Ora quando não acabamos um jogo, é exatamente essa a informação que nos fica em falta. Até podemos ter compreendido as mecânicas, sabemos claramente como fazer uso das armas, dos saltos duplos, do atirar em movimento, da captura de objetos ou eliminação de inimigos sem dar nas vistas. Mas na verdade, não sabemos o que acontece no final, o que é que está lá à nossa espera, não temos respostas para todas as questões que o jogo foi levantando ao longo do tempo que investimos nele, falta-nos um fechamento daquele mundo ficcional. Todos nós sabemos o quanto nos custa começar a ver um filme e depois não poder acabar de o ver. Tentamos alugar o mesmo, ou por qualquer meio aceder-lhe e ver como acaba.
Mas se assim é, perguntamos agora, porque é que isto não é suficientemente forte para manter o jogador a jogar, mesmo quando o gameplay já não interessa, ou dificulta demasiado a progressão? Aqui a resposta está num problema que foi criado tanto pela indústria, como pela crítica, e que está relacionado com a ausência de valor de rejogabilidade nos jogos com história. Por um lado a crítica criou o item de avaliação de duração da jogabilidade, e começaram a chover críticas à indústria de que esta estava a produzir jogos muito curtos e a cobrar de modo injustificado por experiências, ditas menores.
A indústria pelo seu lado não sentia que pudesse dar mais do que aquilo que dava, porque aumentar a narrativa implicaria aumentar os custos de produção que eram já bastante elevados. Desse modo as consequências disto seriam inevitáveis e aconteceriam ao nível da qualidade dos jogos. Foram criados estratagemas na jogabilidade para alongar a experiência, que descuraram completamente a narrativa.

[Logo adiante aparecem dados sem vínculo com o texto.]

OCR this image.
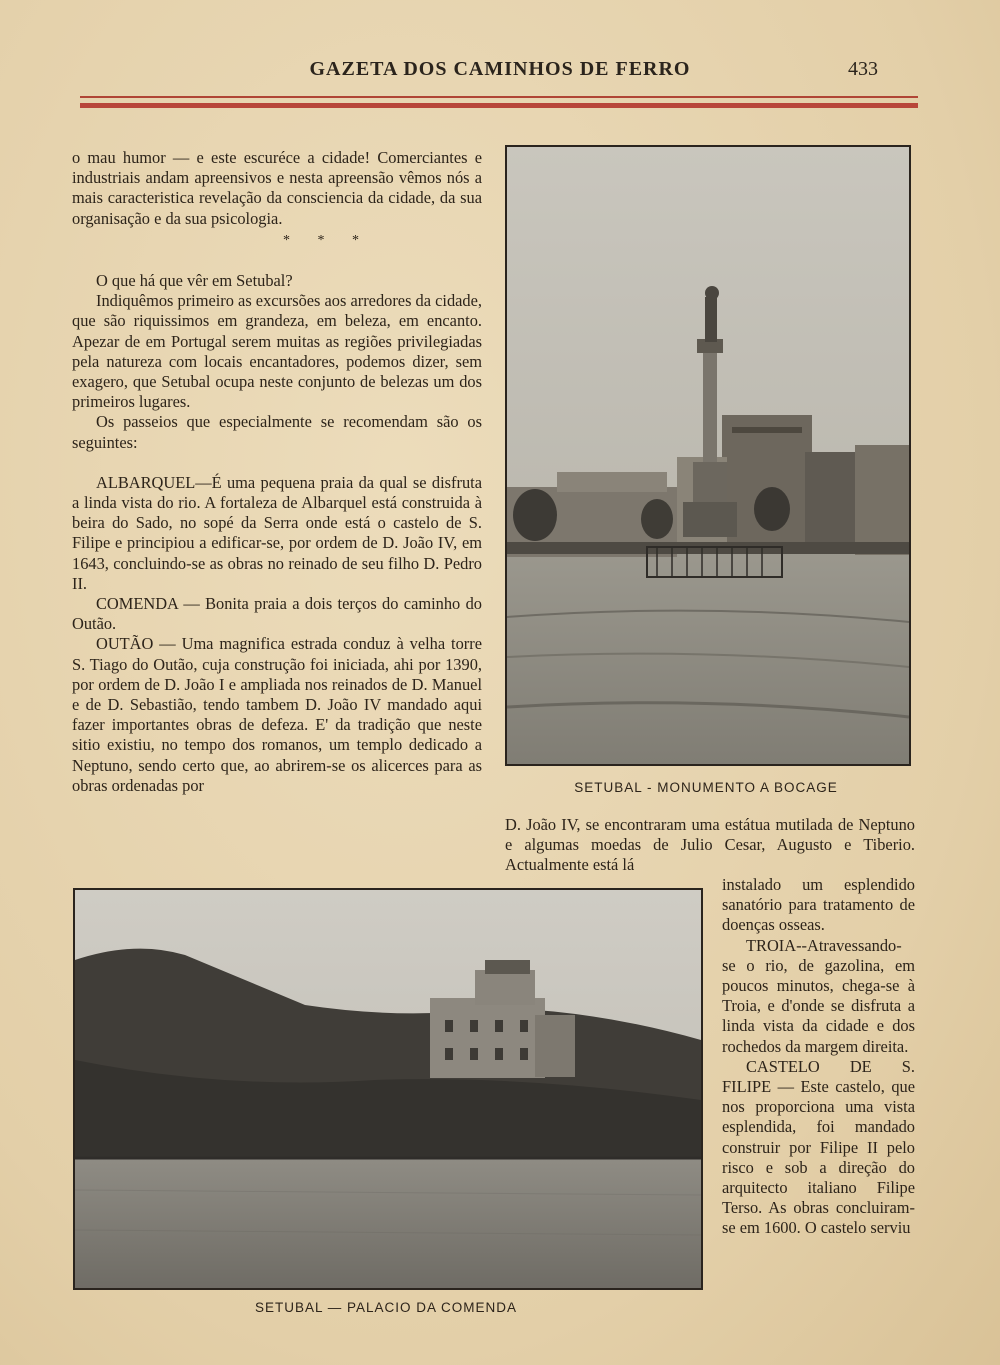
GAZETA DOS CAMINHOS DE FERRO	433

o mau humor — e este escuréce a cidade! Comerciantes e industriais andam apreensivos e nesta apreensão vêmos nós a mais caracteristica revelação da consciencia da cidade, da sua organisação e da sua psicologia.

* * *

O que há que vêr em Setubal?

Indiquêmos primeiro as excursões aos arredores da cidade, que são riquissimos em grandeza, em beleza, em encanto. Apezar de em Portugal serem muitas as regiões privilegiadas pela natureza com locais encantadores, podemos dizer, sem exagero, que Setubal ocupa neste conjunto de belezas um dos primeiros lugares.

Os passeios que especialmente se recomendam são os seguintes:

ALBARQUEL—É uma pequena praia da qual se disfruta a linda vista do rio. A fortaleza de Albarquel está construida à beira do Sado, no sopé da Serra onde está o castelo de S. Filipe e principiou a edificar-se, por ordem de D. João IV, em 1643, concluindo-se as obras no reinado de seu filho D. Pedro II.

COMENDA — Bonita praia a dois terços do caminho do Outão.

OUTÃO — Uma magnifica estrada conduz à velha torre S. Tiago do Outão, cuja construção foi iniciada, ahi por 1390, por ordem de D. João I e ampliada nos reinados de D. Manuel e de D. Sebastião, tendo tambem D. João IV mandado aqui fazer importantes obras de defeza. E' da tradição que neste sitio existiu, no tempo dos romanos, um templo dedicado a Neptuno, sendo certo que, ao abrirem-se os alicerces para as obras ordenadas por	SETUBAL - MONUMENTO A BOCAGE

D. João IV, se encontraram uma estátua mutilada de Neptuno e algumas moedas de Julio Cesar, Augusto e Tiberio. Actualmente está lá

SETUBAL — PALACIO DA COMENDA

instalado um esplendido sanatório para tratamento de doenças osseas.

TROIA--Atravessando-se o rio, de gazolina, em poucos minutos, chega-se à Troia, e d'onde se disfruta a linda vista da cidade e dos rochedos da margem direita.

CASTELO DE S. FILIPE — Este castelo, que nos proporciona uma vista esplendida, foi mandado construir por Filipe II pelo risco e sob a direção do arquitecto italiano Filipe Terso. As obras concluiram-se em 1600. O castelo serviu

Nomeadamente dificultar a progressão, complexificando os níveis, criando mecânicas com puzzles e enigmas por vezes indecifráveis, ou criando bosses de dificuldade exacerbada. O resultado disto, não poderia ser outro, os jogadores começarem a deixar de conseguir acabar os jogos. Como exemplo, Myst (1993), um dos jogos mais vendidos dos anos 1990, é também um dos jogos com a mais alta taxa de pessoas que nunca o conseguiu acabar.
Com o tempo as coisas foram mudando, foi-se investindo mais nos jogos, puderam começar a criar-se mais conteúdos e alongar um pouco mais experiências. Mas nunca é suficiente. Por isso nos dias de hoje, temos jogos como a série Uncharted, que não são propriamente difíceis de acabar, mas com experiências de tal ordem estendidas, que quando chegamos a cerca de 75% do jogo, já só queremos é ver o fim do jogo. A jogabilidade começa a tornar-se repetitiva, a história não avança, e sentimos que apenas se está a tentar manter viva a experiência à conta de artificialismos no design das mecânicas de jogo. Perde a narrativa, porque a uma determinada altura, e com tanta repetição já nos esquecemos do que é que estamos a tentar descobrir em termos de história. Perde o jogo porque a jogabilidade se repete, o desafio decresce e o desânimo instala-se. E perde a experiência, porque se esvai no tempo, rendilhada de ações repetitivas, e envolvida por fragmentos de uma história que perdeu a oportunidade de se fechar de modo intenso e assim perdurar na memória do jogador.
[1] Kelly, Tadhg, (2012), "Opinion: Your play brain and you", in Edge Online, March 15, 2012.